On Saturday, Sally and I went to see Coco Chanel & Igor Stravinsky over at the Tower Theatre.
This is an interesting, elegant movie! Loved it!
Probably the most important moment in the history of Art in the 20th Century was the forced dislocation of the Russian court, and the many artists associated with it, to the West, on account of Bolshevik Revolution in 1917. All of a sudden, the world's best artists were dumped into the West, particularly in Paris. The impact was profound - we are still reaping the artistic harvest that resulted.
The film follows a love affair between composer Igor Stravinsky and his patron, fashion pioneer Coco Chanel.

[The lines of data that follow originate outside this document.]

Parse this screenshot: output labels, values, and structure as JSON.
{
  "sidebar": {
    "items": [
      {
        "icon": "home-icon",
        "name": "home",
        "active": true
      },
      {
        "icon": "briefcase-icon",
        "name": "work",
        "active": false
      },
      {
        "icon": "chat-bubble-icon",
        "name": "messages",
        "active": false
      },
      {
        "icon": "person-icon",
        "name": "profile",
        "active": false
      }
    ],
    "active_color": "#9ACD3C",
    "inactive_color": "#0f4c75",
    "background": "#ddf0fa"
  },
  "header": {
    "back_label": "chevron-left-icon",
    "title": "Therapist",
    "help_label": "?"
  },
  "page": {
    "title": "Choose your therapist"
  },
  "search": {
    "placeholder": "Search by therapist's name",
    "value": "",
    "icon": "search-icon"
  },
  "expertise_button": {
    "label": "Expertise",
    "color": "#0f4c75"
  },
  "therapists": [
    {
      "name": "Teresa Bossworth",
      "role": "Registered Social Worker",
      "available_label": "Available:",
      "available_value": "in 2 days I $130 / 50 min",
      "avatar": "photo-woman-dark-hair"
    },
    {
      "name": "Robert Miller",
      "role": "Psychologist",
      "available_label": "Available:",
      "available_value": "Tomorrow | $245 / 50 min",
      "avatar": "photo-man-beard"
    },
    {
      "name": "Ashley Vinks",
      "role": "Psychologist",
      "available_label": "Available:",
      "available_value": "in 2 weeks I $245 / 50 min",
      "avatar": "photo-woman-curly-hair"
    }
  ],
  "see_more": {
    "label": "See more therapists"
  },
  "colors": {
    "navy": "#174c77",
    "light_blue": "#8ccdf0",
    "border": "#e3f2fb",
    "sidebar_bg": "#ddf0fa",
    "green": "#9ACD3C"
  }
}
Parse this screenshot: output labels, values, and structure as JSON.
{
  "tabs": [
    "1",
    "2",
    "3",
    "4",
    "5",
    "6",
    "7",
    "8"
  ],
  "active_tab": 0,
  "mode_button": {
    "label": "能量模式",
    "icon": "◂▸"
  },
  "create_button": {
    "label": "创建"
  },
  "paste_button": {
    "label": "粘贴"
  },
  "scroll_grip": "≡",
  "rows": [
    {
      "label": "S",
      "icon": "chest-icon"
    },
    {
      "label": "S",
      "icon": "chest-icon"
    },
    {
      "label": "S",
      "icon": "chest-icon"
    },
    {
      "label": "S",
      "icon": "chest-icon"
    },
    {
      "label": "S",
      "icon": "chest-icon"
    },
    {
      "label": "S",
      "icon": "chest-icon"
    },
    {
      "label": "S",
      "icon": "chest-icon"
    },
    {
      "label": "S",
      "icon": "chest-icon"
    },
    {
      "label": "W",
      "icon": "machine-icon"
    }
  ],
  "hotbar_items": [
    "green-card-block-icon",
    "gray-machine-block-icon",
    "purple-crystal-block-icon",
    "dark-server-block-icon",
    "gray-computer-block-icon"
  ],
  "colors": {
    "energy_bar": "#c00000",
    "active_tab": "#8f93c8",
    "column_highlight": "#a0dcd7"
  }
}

There really aren't many films about this moment in time, and this film fills a needed gap. I particularly loved to see cinematic representations of the Ballet Russe under Diaghilev. Along the way, we see Nijinsky, and a young Massine too.
(In the late 1930's, Massine came to run one of the branches of the Ballet Russe, the one that ended up in Hollywood for a time, and changed the world in so many ways. My dance instructor at the University of Arizona, George Zoritch, happily worked under Massine. In the end, everything is connected together. We owe so much to these people!)

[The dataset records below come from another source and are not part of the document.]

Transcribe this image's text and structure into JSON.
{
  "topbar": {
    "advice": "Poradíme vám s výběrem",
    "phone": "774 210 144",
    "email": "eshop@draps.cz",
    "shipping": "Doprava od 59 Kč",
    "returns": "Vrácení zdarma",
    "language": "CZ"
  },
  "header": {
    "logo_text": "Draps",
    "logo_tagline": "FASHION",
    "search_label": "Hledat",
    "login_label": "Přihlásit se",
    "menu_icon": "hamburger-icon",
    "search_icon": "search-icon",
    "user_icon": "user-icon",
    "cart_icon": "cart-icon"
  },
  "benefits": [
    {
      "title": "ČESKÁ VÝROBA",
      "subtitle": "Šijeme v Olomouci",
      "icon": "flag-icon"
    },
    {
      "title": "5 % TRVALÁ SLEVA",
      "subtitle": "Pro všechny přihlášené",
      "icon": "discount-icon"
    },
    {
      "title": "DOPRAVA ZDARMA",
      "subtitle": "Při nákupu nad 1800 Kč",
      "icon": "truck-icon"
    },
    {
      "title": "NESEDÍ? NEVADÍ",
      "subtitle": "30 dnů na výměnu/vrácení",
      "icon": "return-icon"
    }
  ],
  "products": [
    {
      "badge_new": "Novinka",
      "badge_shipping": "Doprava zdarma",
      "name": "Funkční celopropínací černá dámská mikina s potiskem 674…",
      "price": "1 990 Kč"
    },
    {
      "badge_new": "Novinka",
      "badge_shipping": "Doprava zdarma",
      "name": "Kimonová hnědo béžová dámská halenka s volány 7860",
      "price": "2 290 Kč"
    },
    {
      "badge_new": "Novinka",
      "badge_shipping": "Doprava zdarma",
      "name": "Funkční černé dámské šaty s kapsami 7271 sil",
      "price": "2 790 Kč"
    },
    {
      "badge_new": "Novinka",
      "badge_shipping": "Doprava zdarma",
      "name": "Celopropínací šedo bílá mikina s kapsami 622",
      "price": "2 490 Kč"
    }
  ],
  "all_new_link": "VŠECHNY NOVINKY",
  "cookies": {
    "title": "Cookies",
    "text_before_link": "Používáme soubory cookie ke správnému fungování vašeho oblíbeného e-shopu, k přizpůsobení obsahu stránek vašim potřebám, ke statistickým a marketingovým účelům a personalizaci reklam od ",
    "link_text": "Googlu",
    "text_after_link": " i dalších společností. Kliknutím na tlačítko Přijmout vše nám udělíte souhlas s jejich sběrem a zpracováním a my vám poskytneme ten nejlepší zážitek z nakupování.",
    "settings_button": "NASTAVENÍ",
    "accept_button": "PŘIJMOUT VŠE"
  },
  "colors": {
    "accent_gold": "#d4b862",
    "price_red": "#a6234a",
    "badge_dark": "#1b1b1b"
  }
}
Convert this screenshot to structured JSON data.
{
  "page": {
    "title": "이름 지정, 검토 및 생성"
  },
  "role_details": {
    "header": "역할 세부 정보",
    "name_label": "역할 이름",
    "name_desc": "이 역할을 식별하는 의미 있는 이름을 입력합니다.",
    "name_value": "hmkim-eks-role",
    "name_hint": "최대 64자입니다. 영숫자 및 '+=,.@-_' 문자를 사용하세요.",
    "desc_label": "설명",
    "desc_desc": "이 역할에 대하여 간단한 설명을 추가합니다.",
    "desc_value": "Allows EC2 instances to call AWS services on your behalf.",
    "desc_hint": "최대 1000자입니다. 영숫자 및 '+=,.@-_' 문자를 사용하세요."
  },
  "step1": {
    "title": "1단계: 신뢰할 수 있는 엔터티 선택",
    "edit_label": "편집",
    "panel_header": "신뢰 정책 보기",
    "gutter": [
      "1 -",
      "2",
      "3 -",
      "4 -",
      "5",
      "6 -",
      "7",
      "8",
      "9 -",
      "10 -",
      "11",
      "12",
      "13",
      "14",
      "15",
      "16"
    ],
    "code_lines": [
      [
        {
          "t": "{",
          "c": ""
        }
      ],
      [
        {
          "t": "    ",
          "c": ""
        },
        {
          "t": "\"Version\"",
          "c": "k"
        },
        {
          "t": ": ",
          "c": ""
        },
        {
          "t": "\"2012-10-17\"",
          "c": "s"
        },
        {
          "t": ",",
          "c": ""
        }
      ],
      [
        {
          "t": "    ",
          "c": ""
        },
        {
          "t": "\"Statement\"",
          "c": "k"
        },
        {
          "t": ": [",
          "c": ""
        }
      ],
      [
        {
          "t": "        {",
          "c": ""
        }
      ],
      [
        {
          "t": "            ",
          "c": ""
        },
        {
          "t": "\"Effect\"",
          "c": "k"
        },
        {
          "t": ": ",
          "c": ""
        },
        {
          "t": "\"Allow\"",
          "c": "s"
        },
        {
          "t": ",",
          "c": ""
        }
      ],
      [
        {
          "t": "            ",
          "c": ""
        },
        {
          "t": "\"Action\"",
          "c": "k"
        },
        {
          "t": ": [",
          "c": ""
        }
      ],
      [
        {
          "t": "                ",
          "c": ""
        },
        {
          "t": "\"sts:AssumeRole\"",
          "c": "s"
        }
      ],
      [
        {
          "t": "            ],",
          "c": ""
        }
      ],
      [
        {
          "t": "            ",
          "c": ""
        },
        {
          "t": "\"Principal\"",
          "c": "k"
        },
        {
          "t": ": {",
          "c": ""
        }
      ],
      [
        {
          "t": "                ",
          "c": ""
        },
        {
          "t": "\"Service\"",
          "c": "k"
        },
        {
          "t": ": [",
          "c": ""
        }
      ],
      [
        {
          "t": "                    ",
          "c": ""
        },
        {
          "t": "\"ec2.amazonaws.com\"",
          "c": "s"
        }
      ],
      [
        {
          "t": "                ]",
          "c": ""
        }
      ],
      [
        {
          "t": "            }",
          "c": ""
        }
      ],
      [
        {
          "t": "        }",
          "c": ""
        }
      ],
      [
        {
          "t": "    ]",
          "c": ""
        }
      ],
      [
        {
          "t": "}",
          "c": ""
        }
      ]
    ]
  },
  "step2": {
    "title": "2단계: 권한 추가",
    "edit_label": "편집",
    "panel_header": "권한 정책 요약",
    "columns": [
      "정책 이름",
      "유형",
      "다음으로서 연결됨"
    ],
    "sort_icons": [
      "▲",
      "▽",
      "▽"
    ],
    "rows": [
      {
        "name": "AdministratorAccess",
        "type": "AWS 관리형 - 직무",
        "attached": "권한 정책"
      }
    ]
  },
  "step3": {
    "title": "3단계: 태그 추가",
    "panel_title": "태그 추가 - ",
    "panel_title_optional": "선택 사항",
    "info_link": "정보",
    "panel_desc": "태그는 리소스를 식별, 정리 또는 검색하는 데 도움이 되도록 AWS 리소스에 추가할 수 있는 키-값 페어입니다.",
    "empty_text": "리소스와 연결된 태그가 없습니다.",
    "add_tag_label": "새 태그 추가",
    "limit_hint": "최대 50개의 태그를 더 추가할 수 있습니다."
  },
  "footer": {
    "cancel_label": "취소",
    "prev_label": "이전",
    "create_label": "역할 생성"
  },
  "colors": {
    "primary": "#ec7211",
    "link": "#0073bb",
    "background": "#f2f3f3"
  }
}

Chanel is portrayed as the epitome of modern woman: sleek, beautiful, utterly independent. Stravinsky, of course, represented the same ideal of modernism, but in music. Thus, their love affair thus resembles something less like unleashed passion and more like the mating of two beautiful machines.
There are complications along the way, of course. Igor Stravinsky had a large family and a devoted, but ill wife, Katia. She, in turn, was highly-intelligent and all-seeing, but being the familiar wife, was anything but sleek and modern. The 20th Century was hard on anyone who was not sleek, beautiful, and utterly independent.
Mouglalis and Mikkelson are amazing actors!
It's interesting how, as we sail forward in time, and the future becomes the past, how the world becomes less and less modern. It's a demanding ideal! Nevertheless, what Anna Mouglalis has, I want! (Was that my outside voice?)
Reviewer Louise Keller weighs in:
Ultimately it is all about the casting and Anna Mouglalis (think Rachel Ward / Cate Blanchett fusion) makes a striking Coco to sexy Mads Mikkelsen's Igor who together create a book of beautiful music together.
There is one other intriguing element. Stravinsky's ailing wife Catherine (Yelena Morozova, excellent), who is forced to tolerate the affair, while living under the same roof. But this is no happy ménage a trois. Igor's initial fascination and obsession with Coco prompts the crescendo of fervour to his compositions before their discordant aspect is accentuated as the relationship takes it course and eventually sours.
In a stunning, memorable opening scene, we (like Coco) are there for the premiere of Stravinsky's controversial and outrageous ballet (performed by the Ballet Russes), The Rite of Spring. It is unlike anything anyone has ever seen or heard before. The dancing, the costumes and the music are simply too confronting for an audience used to Swan Lake and who consider the work 'too new and daring'. By the time Coco and Igor are introduced seven years later after the car-accident death of her lover Boy ('she makes even grief seem chic'), their physical attraction is obvious. Coco plays benefactor, inviting the penniless composer and his family to stay, but there are primal urges and she feels no guilt. There are similarities creatively. Neither creates their work on paper: she designs with fabric, he on the piano. While he works with the metronome, she is testing fragrances in the lab in Grasse, discarding those that are too sweet or vinegary, and opting eventually for the famed No 5.
I was intrigued by this fascinating film whose seduction goes far beyond the affair between Coco and Igor. We are seduced by the music, the exquisite production design (influenced by Coco's penchant for black and white) and the beautiful settings. The clothes are fabulous, too. Although the ending does not work at all (director Jan Kounen has made a severe misjudgment here), there is enough substance to the rest of the work to make it a pleasure.